Die fehlende Digitalisierung merken wir vor allem bei der schleppenden Corona-Nachverfolgung und Weitermeldung von Daten durch die Gesundheitsämter an das RKI
Was allerdings schwer nachvollziehbar ist, es scheint, dass der Kreis Böblingen hier – obwohl gut gemeint – offensichtlich eine eigene Strategie fährt. Es wäre sicherlich hilfreicher sich zumindest auf Landesebene abzustimmen, um zum einen gute Ideen zu konsolidieren, von bereits existierenden Lösungen zu lernen bzw. diese zu übernehmen und vor allem wichtige und teure Ressourcen zu sparen bzw. sie sinnvoll auf diese wichtige und dringliche Aufgabe zu konzentrieren.

Sicherlich der einfachste Teil...man muss nur sehen was andere machen. Grundsätzlich können alle Vorgänge digitalisiert und nur absolute Präsenzvorgänge noch persönlich gemacht werden. Diese wiederum bedingen einen entsprechende Vorbereitung, die auch digital vorab schon erledigt werden kann.
Wie bei vielen Themen ist hier ein entsprechender Datenschutz obligatorisch aber auch ein deutlicher Abbau von Bürokratie (Antrag in x-facher Ausfertigung etc.)

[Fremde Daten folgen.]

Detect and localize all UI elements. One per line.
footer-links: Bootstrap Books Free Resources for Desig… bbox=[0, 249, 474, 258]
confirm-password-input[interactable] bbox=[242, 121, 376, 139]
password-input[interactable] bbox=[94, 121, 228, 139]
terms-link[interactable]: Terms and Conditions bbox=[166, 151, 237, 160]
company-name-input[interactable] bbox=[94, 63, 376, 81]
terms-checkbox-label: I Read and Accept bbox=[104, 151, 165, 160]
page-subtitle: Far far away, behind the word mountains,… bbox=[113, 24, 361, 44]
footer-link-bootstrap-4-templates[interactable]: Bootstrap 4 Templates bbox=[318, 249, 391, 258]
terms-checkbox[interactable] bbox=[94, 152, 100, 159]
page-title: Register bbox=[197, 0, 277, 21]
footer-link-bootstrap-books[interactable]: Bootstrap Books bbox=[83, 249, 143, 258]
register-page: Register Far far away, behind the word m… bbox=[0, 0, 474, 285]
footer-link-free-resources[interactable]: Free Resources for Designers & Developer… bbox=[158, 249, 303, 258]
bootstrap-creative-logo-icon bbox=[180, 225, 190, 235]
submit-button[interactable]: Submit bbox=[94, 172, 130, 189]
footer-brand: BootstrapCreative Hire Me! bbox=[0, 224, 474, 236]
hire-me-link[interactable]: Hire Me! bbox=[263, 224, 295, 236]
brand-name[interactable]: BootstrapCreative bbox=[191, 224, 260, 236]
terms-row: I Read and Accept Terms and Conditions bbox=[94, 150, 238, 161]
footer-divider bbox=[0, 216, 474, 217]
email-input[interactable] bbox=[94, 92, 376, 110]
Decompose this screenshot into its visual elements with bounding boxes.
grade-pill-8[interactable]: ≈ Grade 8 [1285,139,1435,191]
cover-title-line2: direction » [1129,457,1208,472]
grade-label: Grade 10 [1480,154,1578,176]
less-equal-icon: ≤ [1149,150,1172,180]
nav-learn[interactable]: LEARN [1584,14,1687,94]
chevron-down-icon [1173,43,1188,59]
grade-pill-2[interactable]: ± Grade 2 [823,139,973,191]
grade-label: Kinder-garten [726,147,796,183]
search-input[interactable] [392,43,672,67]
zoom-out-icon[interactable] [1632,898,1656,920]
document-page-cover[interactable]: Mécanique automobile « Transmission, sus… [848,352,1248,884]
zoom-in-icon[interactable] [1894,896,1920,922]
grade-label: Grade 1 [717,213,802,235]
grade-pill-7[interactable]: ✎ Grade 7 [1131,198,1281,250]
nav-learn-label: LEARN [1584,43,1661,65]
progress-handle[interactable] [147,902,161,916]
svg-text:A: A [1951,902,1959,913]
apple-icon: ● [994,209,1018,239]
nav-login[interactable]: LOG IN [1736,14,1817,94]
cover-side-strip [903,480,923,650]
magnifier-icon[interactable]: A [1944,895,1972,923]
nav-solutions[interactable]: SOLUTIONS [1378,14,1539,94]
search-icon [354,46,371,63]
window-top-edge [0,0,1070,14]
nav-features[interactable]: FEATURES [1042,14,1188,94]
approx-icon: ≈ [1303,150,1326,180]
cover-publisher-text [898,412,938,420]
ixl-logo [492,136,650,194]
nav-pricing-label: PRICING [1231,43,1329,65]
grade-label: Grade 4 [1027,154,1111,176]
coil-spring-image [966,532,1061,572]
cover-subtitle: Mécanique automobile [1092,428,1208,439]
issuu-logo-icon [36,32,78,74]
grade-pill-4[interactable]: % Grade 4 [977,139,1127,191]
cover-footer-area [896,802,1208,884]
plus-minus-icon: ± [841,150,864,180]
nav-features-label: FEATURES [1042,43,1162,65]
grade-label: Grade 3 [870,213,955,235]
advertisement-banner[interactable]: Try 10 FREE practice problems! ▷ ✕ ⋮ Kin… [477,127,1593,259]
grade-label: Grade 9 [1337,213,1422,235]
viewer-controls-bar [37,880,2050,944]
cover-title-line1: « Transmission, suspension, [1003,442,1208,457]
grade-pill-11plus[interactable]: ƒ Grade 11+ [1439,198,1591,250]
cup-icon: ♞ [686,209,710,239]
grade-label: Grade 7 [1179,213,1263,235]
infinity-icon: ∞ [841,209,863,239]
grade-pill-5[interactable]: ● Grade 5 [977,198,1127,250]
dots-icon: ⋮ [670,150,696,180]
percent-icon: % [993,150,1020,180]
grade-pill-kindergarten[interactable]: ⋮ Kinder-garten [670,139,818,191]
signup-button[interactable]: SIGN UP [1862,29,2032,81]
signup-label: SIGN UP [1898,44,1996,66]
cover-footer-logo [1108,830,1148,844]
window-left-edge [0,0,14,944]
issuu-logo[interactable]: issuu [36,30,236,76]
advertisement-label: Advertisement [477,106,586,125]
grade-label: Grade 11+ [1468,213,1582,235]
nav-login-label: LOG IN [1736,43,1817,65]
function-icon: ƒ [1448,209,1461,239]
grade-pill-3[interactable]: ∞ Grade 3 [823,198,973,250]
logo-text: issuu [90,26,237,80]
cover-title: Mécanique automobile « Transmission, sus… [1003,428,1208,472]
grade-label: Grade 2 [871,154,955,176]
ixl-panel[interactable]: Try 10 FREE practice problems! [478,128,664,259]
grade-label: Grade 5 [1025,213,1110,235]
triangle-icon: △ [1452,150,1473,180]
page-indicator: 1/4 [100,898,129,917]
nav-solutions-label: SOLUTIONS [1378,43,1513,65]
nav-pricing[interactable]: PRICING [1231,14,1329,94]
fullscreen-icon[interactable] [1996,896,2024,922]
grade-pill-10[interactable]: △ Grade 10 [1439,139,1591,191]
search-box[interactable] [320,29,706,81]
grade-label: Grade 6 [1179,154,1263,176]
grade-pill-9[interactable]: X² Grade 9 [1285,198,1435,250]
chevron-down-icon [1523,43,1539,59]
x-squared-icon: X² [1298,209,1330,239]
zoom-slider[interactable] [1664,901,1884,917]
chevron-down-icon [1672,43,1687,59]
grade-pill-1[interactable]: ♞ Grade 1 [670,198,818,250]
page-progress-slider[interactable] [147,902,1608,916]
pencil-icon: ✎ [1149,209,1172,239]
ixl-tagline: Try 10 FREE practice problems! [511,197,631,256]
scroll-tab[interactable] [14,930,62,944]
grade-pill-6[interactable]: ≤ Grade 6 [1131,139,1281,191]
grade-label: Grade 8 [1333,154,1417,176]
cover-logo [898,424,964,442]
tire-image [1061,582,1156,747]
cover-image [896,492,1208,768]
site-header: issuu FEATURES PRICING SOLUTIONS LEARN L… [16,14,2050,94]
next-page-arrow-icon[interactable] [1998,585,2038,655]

Wenn vielleicht in gefühlt ein paar Jahrzehnten die Verwaltungsprozesse durchgängig digital sein werden, wäre das gesamte Dienstleistungsangebot der verschiedenen Verwaltungsebenen über EINE zentrale App ein Akt der Serviceorientierung, zumindest für Menschen, die ein Smartphone benutzen. Egal ob Autoanmeldung, Beantragung eines neuen Personalausweises, Anforderung von Briefwahlunterlagen, Meldung von wildem Müll, Wortmeldung im Livestream des Gemeinde- und/oder Kreistags, aktuelle News des Kreises und der Gemeinden für Nicht-AmtsblattleserInnen, wenn dies und noch mehr über eine funktionelle und verständliche App unter Wahrung der Datensicherheit laufen würde, das wäre mal etwas bahnbrechendes!